We analyzed inpatient data from the Acute Decompensated Heart Failure National Registry linked to Medicare claims to examine the prevalence and outcomes of patients with worsening heart failure, defined as the need for escalation of therapy at least 12 hours after hospital presentation. We compared patients with worsening heart failure to patients with an uncomplicated hospital course and patients with a complicated presentation. Of 63 727 patients hospitalized with acute heart failure, 11% developed worsening heart failure. These patients had the highest observed rates of mortality, all-cause readmission, and Medicare payments at 30 days and 1 year after hospitalization (P < 0.001 for all comparisons). The adjusted hazards of 30-day mortality were 2.56 (99% CI, 2.34 to 2.80) compared with an uncomplicated course and 1.29 (99% CI, 1.17 to 1.42) compared with a complicated presentation.

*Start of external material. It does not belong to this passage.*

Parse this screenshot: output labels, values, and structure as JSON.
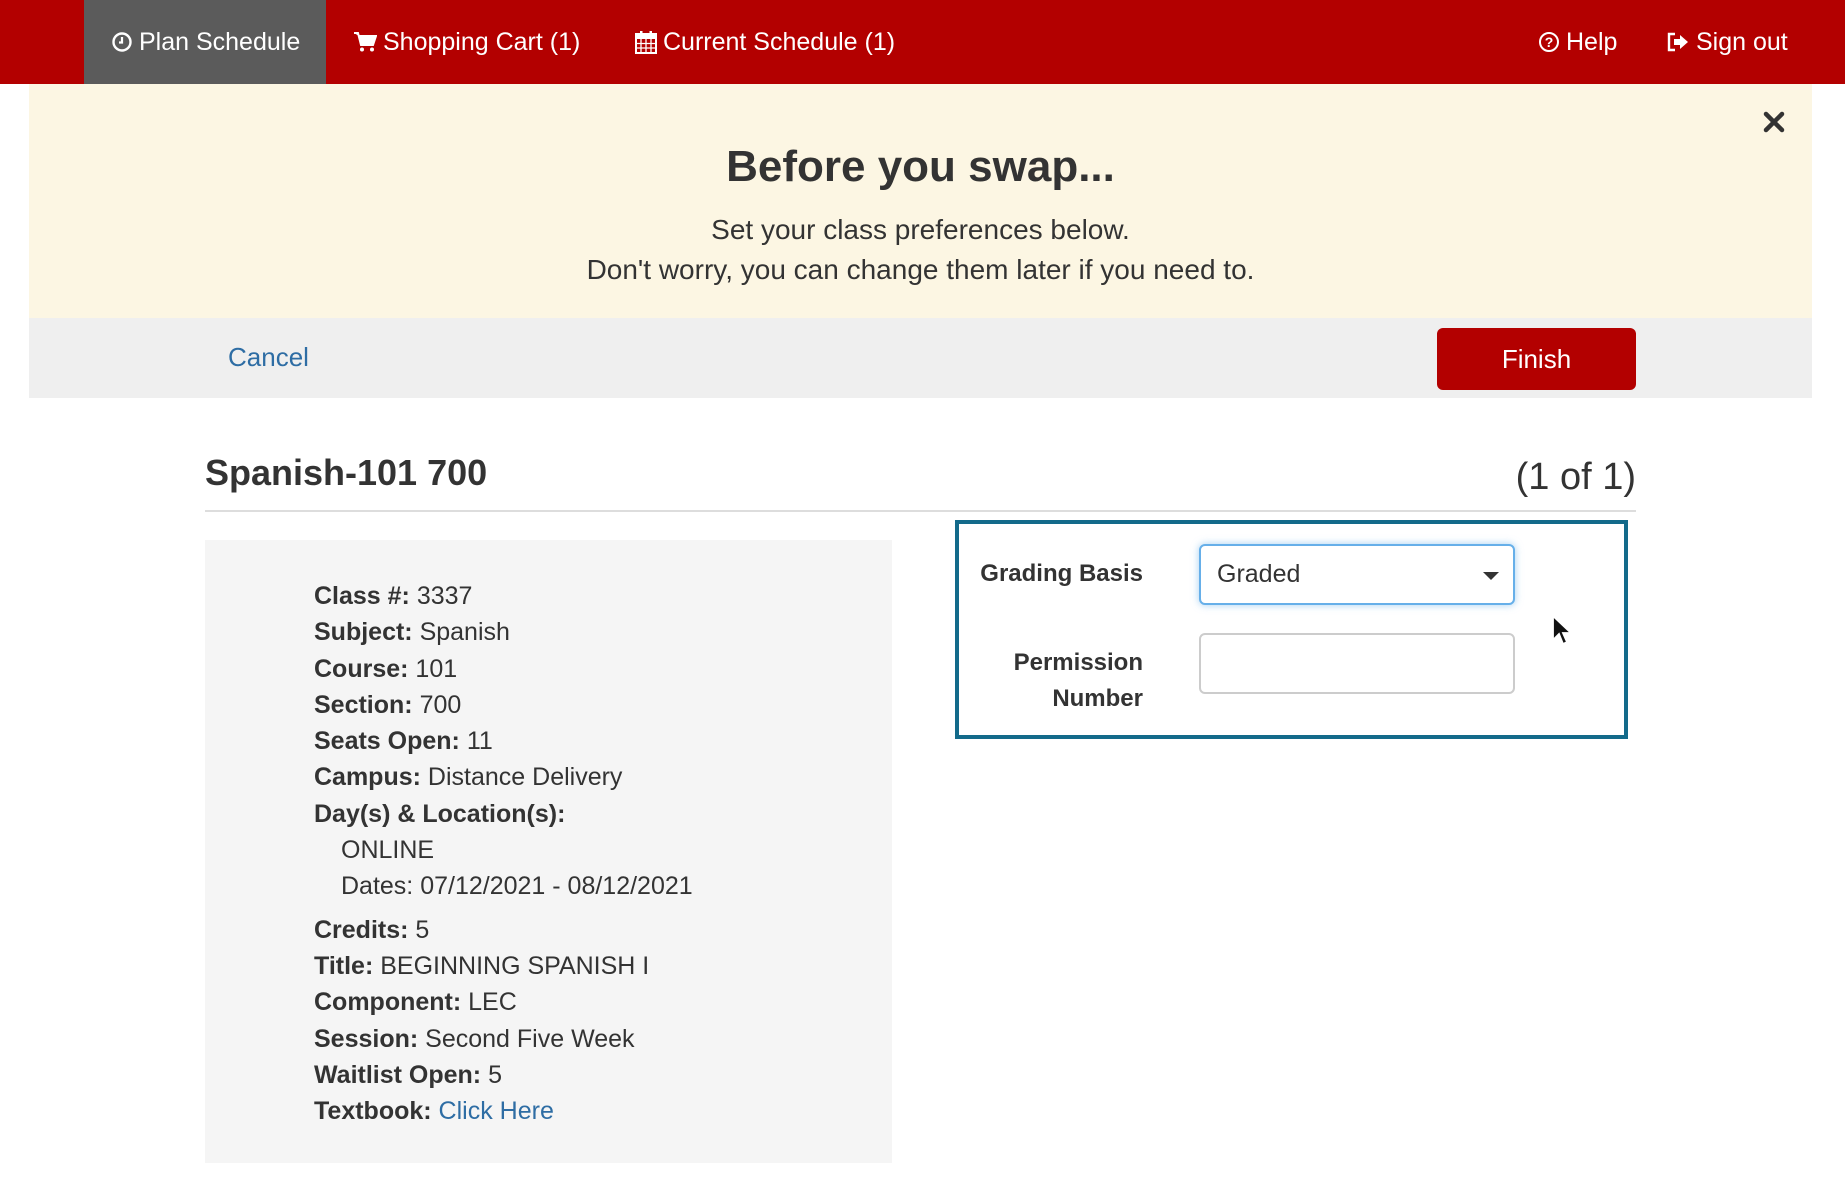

The adjusted cost ratios for postdischarge Medicare payments at 30 days were 1.35 (99% CI, 1.24 to 1.46) compared with an uncomplicated course and 1.11 (99% CI, 1.02 to 1.22) compared with a complicated presentation.

CONCLUSIONS

In-hospital worsening heart failure was common and was associated with higher rates of mortality, all-cause readmission, and postdischarge Medicare payments. Prevention and treatment of in-hospital worsening heart failure represents an important goal for patients hospitalized with acute heart failure.

摘要

背景

一部分因急性心力衰竭住院的患者临床状况会恶化,需要加强治疗。心力衰竭恶化是许多临床试验的终点,但对于其在临床实践中的患病率及其相关结局知之甚少。

方法与结果

我们分析了急性失代偿性心力衰竭国家注册数据库中与医疗保险理赔相关的住院患者数据,以研究心力衰竭恶化患者的患病率和结局,心力衰竭恶化定义为在入院至少12小时后需要加强治疗。我们将心力衰竭恶化患者与住院过程未出现并发症的患者以及入院时病情复杂的患者进行了比较。在63727例因急性心力衰竭住院的患者中,11%出现了心力衰竭恶化。这些患者在住院后30天和1年时的死亡率、全因再入院率和医疗保险支付率最高(所有比较的P<0.001)。与住院过程未出现并发症的患者相比,30天死亡率的校正风险比为2.56(99%CI,2.34至2.80);与入院时病情复杂的患者相比,校正风险比为1.29(99%CI,1.17至1.42)。与住院过程未出现并发症的患者相比,出院后30天医疗保险支付的校正成本比为1.35(99%CI,1.24至1.46);与入院时病情复杂的患者相比,校正成本比为1.11(99%CI,1.02至1.22)。

结论

住院期间心力衰竭恶化很常见,且与更高的死亡率、全因再入院率以及出院后医疗保险支付率相关。预防和治疗住院期间心力衰竭恶化是急性心力衰竭住院患者的一个重要目标。